Matt Rushton, who went on to play at Villanova, participated in Global Football's trip to Italy as a senior. Their mother, Kristen, went to Italy and is also going to China.

"Every kid when they grow up," said Daniel, who was born in Dubai, "they have the dream of going Division I and playing for a big school like Alabama. But in its own way, this is kind of similar because only a select few people get chosen to represent the country in such an experience."

In addition to meeting new players from across the United States, the duo will also experience a new culture and even teach football clinics to Chinese athletes who are just learning the game they have loved since they were children.

Current Episcopal coach Todd Fairlie described Ruston and Daniel as quiet and reserved role players who would be great representatives of the school and the country.

Global Football, Steenberge said, also has the support of NFL China. The team's itinerary includes tours of Tiananmen Square, the Forbidden City, and the Great Wall of China, among others. A tour guide, Gallagher said, will be with the group at all times and even stay in the same hotel until the team returns April 9.

Rushton has yet to choose a school but would like to study business like his brother, Matt.

Daniel is heading to Dickinson, where he wants to major in biochemistry. Later he hopes to become a surgeon.

His family came to the United States when he was about a year old, Daniel said. His father, Daniel Mathai, encouraged him to play football in first grade as a way to assimilate into American culture.

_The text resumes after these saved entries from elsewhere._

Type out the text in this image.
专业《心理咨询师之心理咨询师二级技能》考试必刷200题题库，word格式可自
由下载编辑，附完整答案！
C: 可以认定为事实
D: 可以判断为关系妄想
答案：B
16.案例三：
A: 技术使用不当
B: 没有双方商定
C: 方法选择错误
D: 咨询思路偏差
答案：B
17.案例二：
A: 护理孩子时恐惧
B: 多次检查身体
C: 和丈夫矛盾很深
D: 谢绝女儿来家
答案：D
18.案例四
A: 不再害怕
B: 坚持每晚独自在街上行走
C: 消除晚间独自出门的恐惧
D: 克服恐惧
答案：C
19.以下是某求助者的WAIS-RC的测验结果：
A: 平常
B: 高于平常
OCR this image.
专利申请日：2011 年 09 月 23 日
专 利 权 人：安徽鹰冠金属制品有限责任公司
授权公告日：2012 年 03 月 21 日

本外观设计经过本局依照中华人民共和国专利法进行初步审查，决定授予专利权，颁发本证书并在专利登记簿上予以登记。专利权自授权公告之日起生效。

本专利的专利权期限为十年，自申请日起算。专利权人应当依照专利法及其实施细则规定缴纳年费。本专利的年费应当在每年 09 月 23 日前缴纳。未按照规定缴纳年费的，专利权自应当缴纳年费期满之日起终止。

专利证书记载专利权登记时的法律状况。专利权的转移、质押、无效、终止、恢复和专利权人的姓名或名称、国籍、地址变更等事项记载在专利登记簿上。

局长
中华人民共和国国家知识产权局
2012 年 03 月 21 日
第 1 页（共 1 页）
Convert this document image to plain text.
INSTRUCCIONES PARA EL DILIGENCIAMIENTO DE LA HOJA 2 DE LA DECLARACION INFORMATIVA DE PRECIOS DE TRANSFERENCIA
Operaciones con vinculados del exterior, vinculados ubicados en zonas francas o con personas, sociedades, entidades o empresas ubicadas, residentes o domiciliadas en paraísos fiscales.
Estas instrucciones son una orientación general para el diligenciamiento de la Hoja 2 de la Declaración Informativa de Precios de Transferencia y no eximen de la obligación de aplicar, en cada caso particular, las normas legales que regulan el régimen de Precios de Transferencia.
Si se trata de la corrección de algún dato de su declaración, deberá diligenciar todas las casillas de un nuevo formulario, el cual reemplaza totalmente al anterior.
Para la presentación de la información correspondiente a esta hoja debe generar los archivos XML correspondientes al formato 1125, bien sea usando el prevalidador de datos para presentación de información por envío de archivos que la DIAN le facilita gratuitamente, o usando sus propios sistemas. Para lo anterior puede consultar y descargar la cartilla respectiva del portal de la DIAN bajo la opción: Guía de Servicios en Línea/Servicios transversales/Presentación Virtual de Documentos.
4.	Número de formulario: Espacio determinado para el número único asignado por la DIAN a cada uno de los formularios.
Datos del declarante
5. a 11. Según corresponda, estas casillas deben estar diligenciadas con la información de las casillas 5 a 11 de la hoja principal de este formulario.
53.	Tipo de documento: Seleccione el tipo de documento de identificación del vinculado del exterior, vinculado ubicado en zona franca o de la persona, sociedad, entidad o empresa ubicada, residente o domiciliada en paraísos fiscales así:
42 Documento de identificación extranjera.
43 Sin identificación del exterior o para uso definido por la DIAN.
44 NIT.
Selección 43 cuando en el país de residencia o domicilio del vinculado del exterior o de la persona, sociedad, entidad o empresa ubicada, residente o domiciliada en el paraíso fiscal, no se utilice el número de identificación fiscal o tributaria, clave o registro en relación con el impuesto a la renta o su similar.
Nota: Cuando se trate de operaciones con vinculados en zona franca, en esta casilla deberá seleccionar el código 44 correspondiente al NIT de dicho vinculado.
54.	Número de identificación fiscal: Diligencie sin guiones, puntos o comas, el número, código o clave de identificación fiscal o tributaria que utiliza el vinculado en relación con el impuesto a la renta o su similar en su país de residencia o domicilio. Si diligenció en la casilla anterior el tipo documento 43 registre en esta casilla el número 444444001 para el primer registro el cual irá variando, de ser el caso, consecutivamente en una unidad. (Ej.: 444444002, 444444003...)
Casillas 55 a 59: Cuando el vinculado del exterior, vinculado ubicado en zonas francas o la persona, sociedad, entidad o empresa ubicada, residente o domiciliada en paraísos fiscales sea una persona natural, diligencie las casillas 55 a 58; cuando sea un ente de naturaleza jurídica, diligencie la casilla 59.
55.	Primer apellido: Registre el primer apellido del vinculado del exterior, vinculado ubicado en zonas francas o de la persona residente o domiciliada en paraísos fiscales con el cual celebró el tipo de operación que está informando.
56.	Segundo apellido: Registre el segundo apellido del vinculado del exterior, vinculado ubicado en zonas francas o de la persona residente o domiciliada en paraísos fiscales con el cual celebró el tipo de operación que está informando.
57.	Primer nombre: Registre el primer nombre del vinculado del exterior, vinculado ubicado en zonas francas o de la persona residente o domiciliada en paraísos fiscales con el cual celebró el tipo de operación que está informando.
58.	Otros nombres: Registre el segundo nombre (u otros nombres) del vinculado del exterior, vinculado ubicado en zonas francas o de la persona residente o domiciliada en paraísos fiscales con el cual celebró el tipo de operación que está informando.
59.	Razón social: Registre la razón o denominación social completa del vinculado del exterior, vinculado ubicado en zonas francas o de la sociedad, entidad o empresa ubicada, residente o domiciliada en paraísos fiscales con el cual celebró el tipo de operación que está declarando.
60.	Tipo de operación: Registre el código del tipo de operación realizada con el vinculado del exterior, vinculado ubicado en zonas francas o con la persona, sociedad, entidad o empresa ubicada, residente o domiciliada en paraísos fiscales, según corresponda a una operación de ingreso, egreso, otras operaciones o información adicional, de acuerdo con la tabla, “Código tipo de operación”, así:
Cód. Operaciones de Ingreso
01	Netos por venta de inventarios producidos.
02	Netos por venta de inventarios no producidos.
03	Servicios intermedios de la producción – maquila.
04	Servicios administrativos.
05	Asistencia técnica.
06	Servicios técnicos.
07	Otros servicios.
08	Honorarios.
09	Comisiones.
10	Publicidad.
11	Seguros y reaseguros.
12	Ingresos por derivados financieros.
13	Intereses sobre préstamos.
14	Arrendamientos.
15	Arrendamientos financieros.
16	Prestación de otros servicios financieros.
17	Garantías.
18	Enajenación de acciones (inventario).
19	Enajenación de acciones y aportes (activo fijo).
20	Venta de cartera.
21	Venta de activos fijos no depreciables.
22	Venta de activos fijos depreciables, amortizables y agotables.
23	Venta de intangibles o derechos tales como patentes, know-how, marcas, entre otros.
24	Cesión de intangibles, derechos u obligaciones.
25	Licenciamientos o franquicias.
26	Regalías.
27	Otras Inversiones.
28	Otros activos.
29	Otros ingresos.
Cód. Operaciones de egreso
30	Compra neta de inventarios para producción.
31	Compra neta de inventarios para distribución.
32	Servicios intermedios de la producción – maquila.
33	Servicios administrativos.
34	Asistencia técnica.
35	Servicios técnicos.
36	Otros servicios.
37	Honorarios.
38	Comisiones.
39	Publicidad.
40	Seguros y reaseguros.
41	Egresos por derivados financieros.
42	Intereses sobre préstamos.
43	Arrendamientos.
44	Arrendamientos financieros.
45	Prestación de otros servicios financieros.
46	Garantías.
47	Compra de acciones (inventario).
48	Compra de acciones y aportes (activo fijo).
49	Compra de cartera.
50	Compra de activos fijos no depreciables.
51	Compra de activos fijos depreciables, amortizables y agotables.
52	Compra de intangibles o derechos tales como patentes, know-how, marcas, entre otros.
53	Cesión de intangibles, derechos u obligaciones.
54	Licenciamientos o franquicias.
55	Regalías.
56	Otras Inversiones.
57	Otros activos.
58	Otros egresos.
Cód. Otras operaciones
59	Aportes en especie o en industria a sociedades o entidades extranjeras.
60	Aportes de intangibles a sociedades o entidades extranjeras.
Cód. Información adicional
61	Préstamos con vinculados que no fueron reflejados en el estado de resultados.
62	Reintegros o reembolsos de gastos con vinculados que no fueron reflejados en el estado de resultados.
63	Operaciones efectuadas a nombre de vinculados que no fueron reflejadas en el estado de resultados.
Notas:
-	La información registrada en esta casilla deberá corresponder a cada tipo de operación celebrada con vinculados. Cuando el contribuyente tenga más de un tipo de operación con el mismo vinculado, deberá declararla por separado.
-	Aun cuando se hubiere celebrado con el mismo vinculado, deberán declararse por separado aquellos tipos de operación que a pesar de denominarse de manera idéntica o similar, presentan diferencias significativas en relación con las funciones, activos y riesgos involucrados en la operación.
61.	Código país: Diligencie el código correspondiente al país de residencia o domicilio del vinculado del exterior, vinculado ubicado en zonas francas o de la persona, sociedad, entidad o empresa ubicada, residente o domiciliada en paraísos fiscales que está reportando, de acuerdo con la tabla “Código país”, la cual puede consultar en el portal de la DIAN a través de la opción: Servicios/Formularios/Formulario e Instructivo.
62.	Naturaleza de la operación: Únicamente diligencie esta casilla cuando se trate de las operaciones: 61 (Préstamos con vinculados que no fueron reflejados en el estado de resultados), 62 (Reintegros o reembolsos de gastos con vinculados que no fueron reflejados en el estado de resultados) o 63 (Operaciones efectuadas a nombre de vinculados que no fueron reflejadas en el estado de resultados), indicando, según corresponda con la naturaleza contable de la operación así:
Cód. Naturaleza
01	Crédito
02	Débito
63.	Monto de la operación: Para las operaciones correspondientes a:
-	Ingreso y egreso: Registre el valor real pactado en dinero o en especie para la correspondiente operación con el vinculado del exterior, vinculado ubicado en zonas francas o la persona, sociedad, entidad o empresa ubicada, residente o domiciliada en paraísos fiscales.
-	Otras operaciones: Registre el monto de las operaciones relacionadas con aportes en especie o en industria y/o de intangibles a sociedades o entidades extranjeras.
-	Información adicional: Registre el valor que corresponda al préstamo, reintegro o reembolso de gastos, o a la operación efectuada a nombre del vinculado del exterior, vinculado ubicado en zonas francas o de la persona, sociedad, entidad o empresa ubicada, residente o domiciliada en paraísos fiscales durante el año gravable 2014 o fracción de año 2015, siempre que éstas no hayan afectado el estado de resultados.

"He just fell in love with it," said Mathai, whose eldest son, Steve, is a Marine.

Mathai also said he had few reservations about sending his son to China and that the opportunity was too great to pass up.

"I'm very proud," Mathai said, "especially with this opportunity when he's going to China and being an ambassador of the game, and of the country. It just speaks volumes of who he is and what he is. And, I'm waiting to see how far he's going to reach [in the future]."